A Sotheby's employee holds huge white oval diamond that was auctioned in 2013. Scientists have created a substance that can now outmatch a diamond in hardness and brilliance.

Scientists have created a substance that blings even brighter than diamonds, but chances are you won't wear it. You'll take its byproducts as medicine instead.

  

It's called Q-carbon, and researchers at North Carolina State University have made it by zapping a kind of loose carbon with a laser beam that lasts a fraction of a fraction of a blink of an eye -- 200 nanoseconds.

That's only 200 billionths of a second, but it's enough to heat the carbon to about 3,700 degrees Celsius. That's not far from double the heat many scientist say it took to make natural diamonds when they were formed a billion or more years ago.

Then the researchers let that carbon cool immediately, snapping its atoms into a special crystalline structure.

The result is a new substance that may have never existed on Earth before and has some unique properties.

    The researchers published their results in the Journal of Applied Physics.

    About that carbon

    Carbon gets a lot of bad rap these days as a culprit of global warming. But that's mostly carbon dioxide -- carbon joined in a molecule with oxygen.

    In its pure form, carbon is something very different altogether. It only exists in a few solid forms, which contrast sharply from one another because of how they are put together.

    Got a pencil? Look at the "lead." It's not lead; it's graphite, which is a solid form of pure carbon, a very common one.

    When you're writing, you can see how soft it is as it comes off onto the paper with ease.

    Then there's the rare stuff, the bling -- diamonds. Same carbon, very different crystalline structure. It's a lot tighter and smaller, which makes it the hardest naturally occurring substance on Earth, according to the University of Illinois at Urbana-Champaign.

    Graphite is also gray and smudgy, and diamonds have pretty unbeatable clarity and bling.

    Q-carbon has an even stronger brilliance, glowing even in the lowest light, the researchers said. But it's not diamond, and it's not graphite.

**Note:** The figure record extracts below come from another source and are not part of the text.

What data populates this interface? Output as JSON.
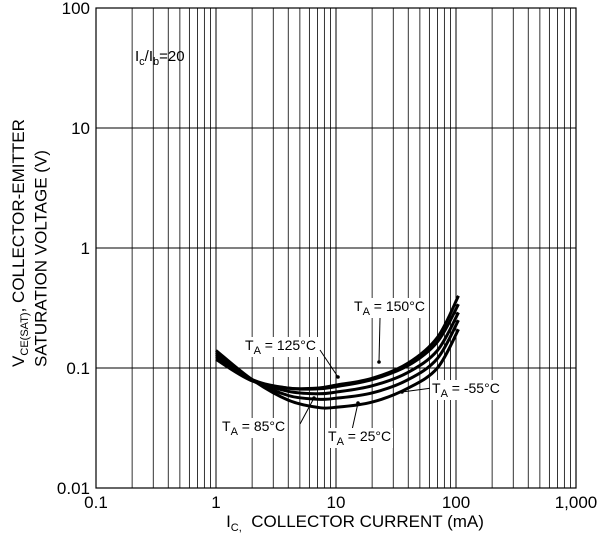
{
  "chart_data": {
    "type": "line",
    "scale": {
      "x": "log",
      "y": "log"
    },
    "xlim": [
      0.1,
      1000
    ],
    "ylim": [
      0.01,
      100
    ],
    "x_ticks": [
      "0.1",
      "1",
      "10",
      "100",
      "1,000"
    ],
    "y_ticks": [
      "0.01",
      "0.1",
      "1",
      "10",
      "100"
    ],
    "xlabel": {
      "symbol": "I",
      "sub": "C,",
      "text": "  COLLECTOR CURRENT (mA)"
    },
    "ylabel": {
      "line1_symbol": "V",
      "line1_sub": "CE(SAT)",
      "line1_text": ", COLLECTOR-EMITTER",
      "line2": "SATURATION VOLTAGE (V)"
    },
    "annotation": {
      "i1": "I",
      "s1": "c",
      "slash": "/I",
      "s2": "b",
      "rest": "=20"
    },
    "grid": true,
    "line_color": "#000000",
    "series": [
      {
        "name": "T_A = 150°C",
        "label": {
          "t": "T",
          "s": "A",
          "v": " = 150°C"
        },
        "points": [
          [
            1,
            0.118
          ],
          [
            2,
            0.078
          ],
          [
            4,
            0.068
          ],
          [
            7,
            0.068
          ],
          [
            10,
            0.072
          ],
          [
            20,
            0.082
          ],
          [
            40,
            0.11
          ],
          [
            70,
            0.18
          ],
          [
            105,
            0.4
          ]
        ]
      },
      {
        "name": "T_A = 125°C",
        "label": {
          "t": "T",
          "s": "A",
          "v": " = 125°C"
        },
        "points": [
          [
            1,
            0.125
          ],
          [
            2,
            0.08
          ],
          [
            4,
            0.068
          ],
          [
            7,
            0.067
          ],
          [
            10,
            0.07
          ],
          [
            20,
            0.08
          ],
          [
            40,
            0.105
          ],
          [
            70,
            0.165
          ],
          [
            105,
            0.34
          ]
        ]
      },
      {
        "name": "T_A = 85°C",
        "label": {
          "t": "T",
          "s": "A",
          "v": " = 85°C"
        },
        "points": [
          [
            1,
            0.13
          ],
          [
            2,
            0.08
          ],
          [
            4,
            0.064
          ],
          [
            7,
            0.061
          ],
          [
            10,
            0.063
          ],
          [
            20,
            0.071
          ],
          [
            40,
            0.092
          ],
          [
            70,
            0.14
          ],
          [
            105,
            0.29
          ]
        ]
      },
      {
        "name": "T_A = 25°C",
        "label": {
          "t": "T",
          "s": "A",
          "v": " = 25°C"
        },
        "points": [
          [
            1,
            0.135
          ],
          [
            2,
            0.08
          ],
          [
            4,
            0.059
          ],
          [
            7,
            0.055
          ],
          [
            10,
            0.056
          ],
          [
            20,
            0.062
          ],
          [
            40,
            0.08
          ],
          [
            70,
            0.12
          ],
          [
            105,
            0.25
          ]
        ]
      },
      {
        "name": "T_A = -55°C",
        "label": {
          "t": "T",
          "s": "A",
          "v": " = -55°C"
        },
        "points": [
          [
            1,
            0.14
          ],
          [
            2,
            0.08
          ],
          [
            4,
            0.054
          ],
          [
            7,
            0.047
          ],
          [
            10,
            0.047
          ],
          [
            20,
            0.052
          ],
          [
            40,
            0.068
          ],
          [
            70,
            0.1
          ],
          [
            105,
            0.21
          ]
        ]
      }
    ]
  }
}
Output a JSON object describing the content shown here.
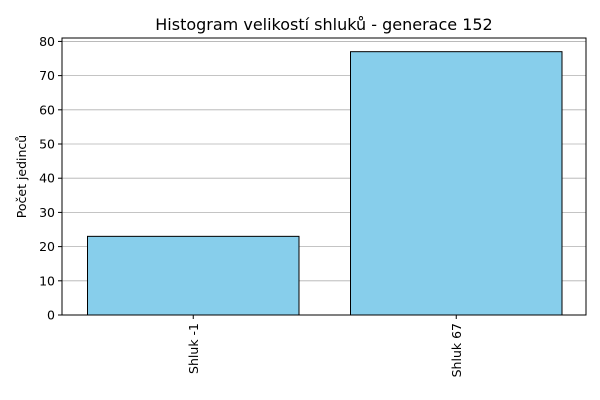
{
  "chart_data": {
    "type": "bar",
    "title": "Histogram velikostí shluků - generace 152",
    "xlabel": "",
    "ylabel": "Počet jedinců",
    "categories": [
      "Shluk -1",
      "Shluk 67"
    ],
    "values": [
      23,
      77
    ],
    "ylim": [
      0,
      81
    ],
    "yticks": [
      0,
      10,
      20,
      30,
      40,
      50,
      60,
      70,
      80
    ],
    "grid": "y",
    "bar_color": "#87CEEB",
    "edge_color": "#000000",
    "grid_color": "#b0b0b0"
  }
}
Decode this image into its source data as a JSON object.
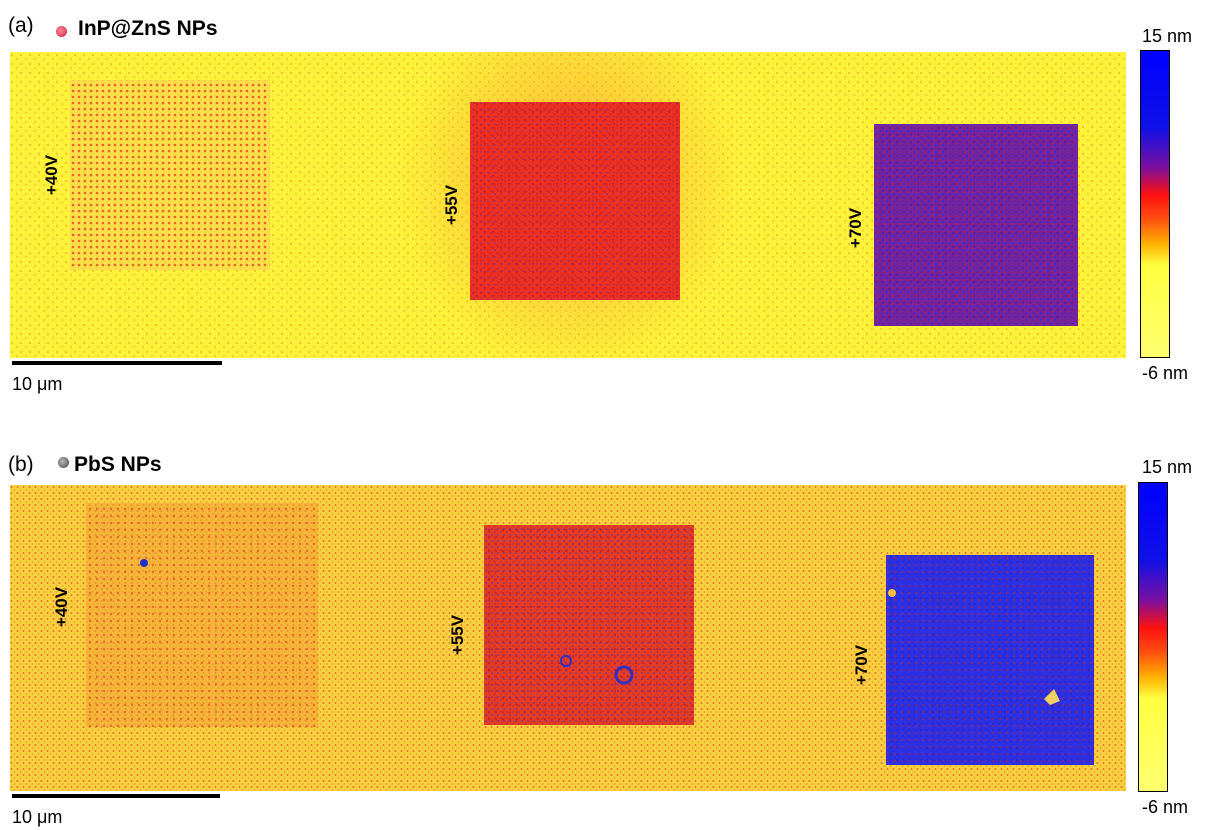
{
  "panels": [
    {
      "letter": "(a)",
      "np_label": "InP@ZnS NPs",
      "np_dot_color": "#e0405a",
      "squares": [
        "+40V",
        "+55V",
        "+70V"
      ],
      "scale_label": "10 μm",
      "colorbar": {
        "max": "15 nm",
        "min": "-6 nm"
      }
    },
    {
      "letter": "(b)",
      "np_label": "PbS NPs",
      "np_dot_color": "#555555",
      "squares": [
        "+40V",
        "+55V",
        "+70V"
      ],
      "scale_label": "10 μm",
      "colorbar": {
        "max": "15 nm",
        "min": "-6 nm"
      }
    }
  ],
  "colors": {
    "background_yellow": "#fff23a",
    "orange": "#f7a22a",
    "red": "#e8281e",
    "blue": "#1f2ee8",
    "colormap": [
      "#0000ff",
      "#7a10a0",
      "#ff1010",
      "#ff9000",
      "#ffff50"
    ]
  }
}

    Electron microscope shows microdiamonds made with new technique related to Q-carbon.

    A brand new thing

    It's its own thing, which means that scientists have created a new form of solid carbon that probably otherwise does not exist on Earth.

    "We've now created a third solid phase of carbon," said N.C. State researcher Jay Narayan and lead author of three papers on the innovation. "The only place it may be found in the natural world would be possibly in the core of some planets."

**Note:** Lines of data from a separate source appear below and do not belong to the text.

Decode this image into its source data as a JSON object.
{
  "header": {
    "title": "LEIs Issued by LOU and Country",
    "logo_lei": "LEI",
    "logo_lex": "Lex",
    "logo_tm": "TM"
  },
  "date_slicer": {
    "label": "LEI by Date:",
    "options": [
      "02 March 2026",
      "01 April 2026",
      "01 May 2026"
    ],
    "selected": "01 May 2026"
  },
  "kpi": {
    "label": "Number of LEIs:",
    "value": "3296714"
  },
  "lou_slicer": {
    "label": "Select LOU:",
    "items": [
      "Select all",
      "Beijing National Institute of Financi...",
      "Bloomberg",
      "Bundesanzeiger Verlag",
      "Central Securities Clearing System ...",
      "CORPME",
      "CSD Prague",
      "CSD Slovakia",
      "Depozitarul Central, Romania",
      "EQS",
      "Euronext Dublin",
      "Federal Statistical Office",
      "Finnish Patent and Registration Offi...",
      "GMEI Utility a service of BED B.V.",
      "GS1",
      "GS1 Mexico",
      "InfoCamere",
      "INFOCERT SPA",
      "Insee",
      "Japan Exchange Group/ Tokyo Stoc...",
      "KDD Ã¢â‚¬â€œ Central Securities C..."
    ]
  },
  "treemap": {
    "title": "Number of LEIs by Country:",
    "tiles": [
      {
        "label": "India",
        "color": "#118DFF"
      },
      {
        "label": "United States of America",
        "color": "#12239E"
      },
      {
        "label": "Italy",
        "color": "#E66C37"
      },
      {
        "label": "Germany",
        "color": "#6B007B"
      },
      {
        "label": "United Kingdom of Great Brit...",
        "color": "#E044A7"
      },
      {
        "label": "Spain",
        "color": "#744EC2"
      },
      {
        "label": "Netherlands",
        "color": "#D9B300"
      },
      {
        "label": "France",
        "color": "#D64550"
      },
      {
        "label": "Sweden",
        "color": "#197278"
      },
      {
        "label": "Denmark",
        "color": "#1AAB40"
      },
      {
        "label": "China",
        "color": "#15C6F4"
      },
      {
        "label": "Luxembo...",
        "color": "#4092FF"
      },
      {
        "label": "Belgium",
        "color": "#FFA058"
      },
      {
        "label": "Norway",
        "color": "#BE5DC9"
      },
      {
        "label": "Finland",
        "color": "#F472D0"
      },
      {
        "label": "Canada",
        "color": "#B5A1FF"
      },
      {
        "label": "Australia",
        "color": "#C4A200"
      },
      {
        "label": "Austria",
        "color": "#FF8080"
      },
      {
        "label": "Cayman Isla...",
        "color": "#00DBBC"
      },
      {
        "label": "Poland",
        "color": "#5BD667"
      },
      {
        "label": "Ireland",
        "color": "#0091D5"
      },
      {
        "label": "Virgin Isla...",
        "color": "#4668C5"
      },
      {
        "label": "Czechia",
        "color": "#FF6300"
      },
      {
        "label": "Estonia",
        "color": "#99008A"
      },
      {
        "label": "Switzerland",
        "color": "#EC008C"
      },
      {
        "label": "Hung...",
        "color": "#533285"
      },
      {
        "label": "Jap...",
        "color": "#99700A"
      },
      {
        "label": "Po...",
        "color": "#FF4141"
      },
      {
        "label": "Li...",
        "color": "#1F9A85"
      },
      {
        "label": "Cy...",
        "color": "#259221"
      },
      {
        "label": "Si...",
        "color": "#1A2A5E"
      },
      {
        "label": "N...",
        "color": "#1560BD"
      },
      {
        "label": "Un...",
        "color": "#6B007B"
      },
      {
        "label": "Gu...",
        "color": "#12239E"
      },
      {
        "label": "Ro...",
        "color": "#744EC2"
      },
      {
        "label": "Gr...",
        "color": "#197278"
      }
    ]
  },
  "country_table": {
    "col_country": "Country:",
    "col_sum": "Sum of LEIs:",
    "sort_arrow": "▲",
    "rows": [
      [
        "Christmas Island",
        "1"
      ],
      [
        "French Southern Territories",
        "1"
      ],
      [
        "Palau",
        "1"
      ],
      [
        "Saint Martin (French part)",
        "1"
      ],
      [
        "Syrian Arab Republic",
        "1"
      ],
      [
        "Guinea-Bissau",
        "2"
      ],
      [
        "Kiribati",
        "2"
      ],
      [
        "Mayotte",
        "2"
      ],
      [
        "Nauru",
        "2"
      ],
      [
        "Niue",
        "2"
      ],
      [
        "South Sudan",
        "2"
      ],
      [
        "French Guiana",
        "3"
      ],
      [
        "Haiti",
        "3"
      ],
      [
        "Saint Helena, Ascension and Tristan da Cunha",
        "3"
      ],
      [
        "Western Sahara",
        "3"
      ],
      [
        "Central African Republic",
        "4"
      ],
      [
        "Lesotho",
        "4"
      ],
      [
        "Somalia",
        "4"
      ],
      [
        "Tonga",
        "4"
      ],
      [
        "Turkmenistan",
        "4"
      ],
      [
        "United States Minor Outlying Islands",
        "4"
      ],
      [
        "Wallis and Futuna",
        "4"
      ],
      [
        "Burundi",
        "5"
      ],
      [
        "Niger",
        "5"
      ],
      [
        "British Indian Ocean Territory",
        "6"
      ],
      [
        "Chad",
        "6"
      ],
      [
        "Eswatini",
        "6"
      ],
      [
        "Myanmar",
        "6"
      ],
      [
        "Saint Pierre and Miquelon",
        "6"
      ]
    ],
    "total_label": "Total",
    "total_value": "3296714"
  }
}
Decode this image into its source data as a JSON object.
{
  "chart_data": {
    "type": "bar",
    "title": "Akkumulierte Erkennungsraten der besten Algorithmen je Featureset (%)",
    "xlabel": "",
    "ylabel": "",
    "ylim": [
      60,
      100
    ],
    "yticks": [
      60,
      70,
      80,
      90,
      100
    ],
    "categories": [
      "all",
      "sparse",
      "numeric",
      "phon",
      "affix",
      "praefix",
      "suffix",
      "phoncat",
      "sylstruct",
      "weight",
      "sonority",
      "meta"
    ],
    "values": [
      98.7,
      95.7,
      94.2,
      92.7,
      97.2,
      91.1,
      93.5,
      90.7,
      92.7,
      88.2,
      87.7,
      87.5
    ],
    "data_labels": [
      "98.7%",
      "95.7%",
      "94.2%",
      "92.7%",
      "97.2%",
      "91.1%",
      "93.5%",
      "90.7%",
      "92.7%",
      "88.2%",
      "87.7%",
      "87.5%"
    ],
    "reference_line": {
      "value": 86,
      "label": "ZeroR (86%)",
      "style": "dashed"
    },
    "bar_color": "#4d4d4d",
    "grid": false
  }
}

    And it has some properties that make it different from diamonds. It's even harder. But the clincher -- it's ferromagnetic. That means it can be magnetized.

    It could become a very useful material, researchers say.

    Its intense glow could make electronic displays brighter and clearer.

    Take your diamonds

    Engineers can also vary the laser blast to create diamond structures in the Q-carbon, and that's where the medical possibilities come in.

    "We can create diamond nanoneedles or microneedles, nanodots or large-area diamond films, with applications for drug delivery," Narayan said. And they could be made cheaply.

    Nanodiamonds are on the cutting edge of cancer drug research. They are nontoxic, says Drexel University, which is researching their use to deliver anti-cancer drugs into brain tumors.

    Nanodiamonds are nothing new, so why use this new stuff to make them instead of using it directly instead?

    The scientists say that Q-carbon is so new that they still need to study its properties to get to know them better.